Likoni traffic set to ease as Sh82bn bridge construction starts in April

The Likoni ferry crossing channel. /ELKANA JACOB
The Likoni ferry crossing channel. /ELKANA JACOB

The construction of a Sh82 billion bridge on the Likoni channel is expected to commence in April.

The national and county government of Mombasa on Thursday began the Environmental and Social Impact Assessment of the proposed Mombasa Gate Bridge Project.

The 1.4 kilometre bridge will Mombasa island and the Mombasa South mainland, which will ease traffic at the ferry crossing.

On average, some 300,000 people and 6,000 vehicles cross the channel daily.

The project’s managing consultant Michael Mwangi said additional ferries at the Likoni channel is not the solution to the congestion experienced there.

In fact, Mwangi said, additional ferries only serve to increase the risk of accidents at the channel.

Already, there are six ferries operating across the Likoni (five) and Mtongwe (one) channels.

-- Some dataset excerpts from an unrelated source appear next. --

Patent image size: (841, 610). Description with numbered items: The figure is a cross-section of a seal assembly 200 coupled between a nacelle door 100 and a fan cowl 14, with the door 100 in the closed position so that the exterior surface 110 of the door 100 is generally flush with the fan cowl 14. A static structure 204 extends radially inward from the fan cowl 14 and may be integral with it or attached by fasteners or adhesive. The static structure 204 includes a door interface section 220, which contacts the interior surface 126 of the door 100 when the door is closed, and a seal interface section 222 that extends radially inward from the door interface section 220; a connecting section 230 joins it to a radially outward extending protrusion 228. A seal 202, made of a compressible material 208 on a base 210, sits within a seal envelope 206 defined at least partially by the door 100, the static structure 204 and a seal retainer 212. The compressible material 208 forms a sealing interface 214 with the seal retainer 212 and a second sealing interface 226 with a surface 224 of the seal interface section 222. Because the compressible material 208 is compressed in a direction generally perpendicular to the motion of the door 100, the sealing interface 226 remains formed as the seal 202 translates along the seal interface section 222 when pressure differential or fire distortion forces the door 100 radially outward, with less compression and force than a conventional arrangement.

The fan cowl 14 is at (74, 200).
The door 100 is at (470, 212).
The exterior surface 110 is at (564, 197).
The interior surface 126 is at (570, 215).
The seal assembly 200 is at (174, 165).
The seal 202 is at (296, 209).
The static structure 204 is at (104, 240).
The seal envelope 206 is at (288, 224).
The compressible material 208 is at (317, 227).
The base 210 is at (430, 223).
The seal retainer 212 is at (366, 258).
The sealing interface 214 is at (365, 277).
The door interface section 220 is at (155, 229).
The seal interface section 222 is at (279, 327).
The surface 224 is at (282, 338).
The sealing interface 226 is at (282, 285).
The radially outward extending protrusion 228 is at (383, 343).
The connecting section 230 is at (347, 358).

Read: Ferrying of Motorists at Likoni, Mtongwe suspended after overflow of water

The government plans to add another ferry but an ongoing court case over the matter has temporarily halted this.

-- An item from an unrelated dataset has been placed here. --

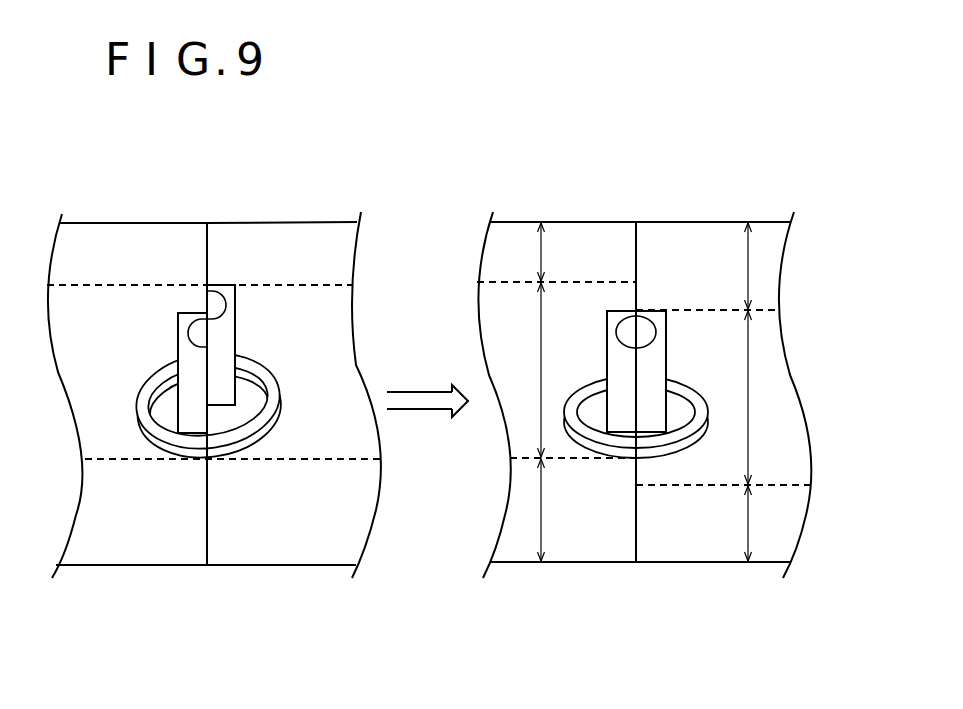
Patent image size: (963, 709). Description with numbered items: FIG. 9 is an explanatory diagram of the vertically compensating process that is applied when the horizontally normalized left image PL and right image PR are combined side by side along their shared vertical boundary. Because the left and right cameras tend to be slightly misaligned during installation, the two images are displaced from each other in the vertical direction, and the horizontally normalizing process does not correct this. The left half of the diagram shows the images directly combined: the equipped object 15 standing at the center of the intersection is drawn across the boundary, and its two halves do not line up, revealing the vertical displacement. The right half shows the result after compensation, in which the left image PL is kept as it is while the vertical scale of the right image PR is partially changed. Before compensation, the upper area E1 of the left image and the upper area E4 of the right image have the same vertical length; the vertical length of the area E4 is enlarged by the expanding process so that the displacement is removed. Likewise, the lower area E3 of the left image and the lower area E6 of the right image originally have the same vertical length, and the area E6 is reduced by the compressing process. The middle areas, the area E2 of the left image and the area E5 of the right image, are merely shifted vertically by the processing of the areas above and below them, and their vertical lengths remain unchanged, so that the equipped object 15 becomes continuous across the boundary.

On Thursday, Mwangi told stakeholders in Mombasa the project is jointly funded by the Kenyan and Japanese governments, through JICA.

According to preliminary results of the ingoing feasibility study, the proposed bridge will start at the King’orani prison (Jela Baridi) along Lumumba Road, then pass over the Railway station, over Moi Avenue, over Archbishop Macarius Road, Liwatoni, until the Likoni channel.

On the mainland side, the bridge will pass over Jamvi la Wageni area, from which it will start to dip after 500 metres, to across the Mtongwe road and to Ziwani area where it will join the Mombasa Southern Bypass.

 “Construction of the bridge at the Likoni channel is complicated because big ships pass through the channel. This means the bridge must be heightened. This means the bridge must start from very far,” said Mwangi.

The highest point of the bridge, above the sea, will be 69 meters tall (almost the size of a 21-storey building).

“The bridge will be used by all vehicles except tuktuks and bicycles,” said Mwangi.

“This is because the bridge will be so high that there will be a lot of wind, which might cause accidents,” he explained.

Mwangi said the bridge complex will be around 3.5 kilometres.

“But including all the support and feeder roads, the total distance of the road network to be constructed alongside the bridge will be like 10km,” said Mwangi.

Construction of the bridge will not affect the ferry services at Likoni and Mtongwe crossing channels.

Although it is too early to get the exact estimate of the cost, Mwangi said roughly at least Sh82 billion will be needed for the project.

This amount includes compensation money for all who will be affected by the project.

Mombasa county lands executive Edward Nyale said the relocation process of those who will be affected will be done smoothly and in a well thought out manner.

“Already, there is an interdepartmental committee that has been formed to handle that matter,” said Nyale.

He said a lot of support infrastructure will be needed to compliment the bridge.

He said the construction of the bridge is also part of the Mombasa county master plan.

Transport department chief officer Albert Keno, who is an engineer, said all those who will be affected by the construction of the bridge will be adequately compensated.

“It is too early to estimate the number of people who will be affected. We will however know this after March 2018,” said Keno.

The actual construction of the bridge is expected to begin in April 2018 and will take about 4 years to complete.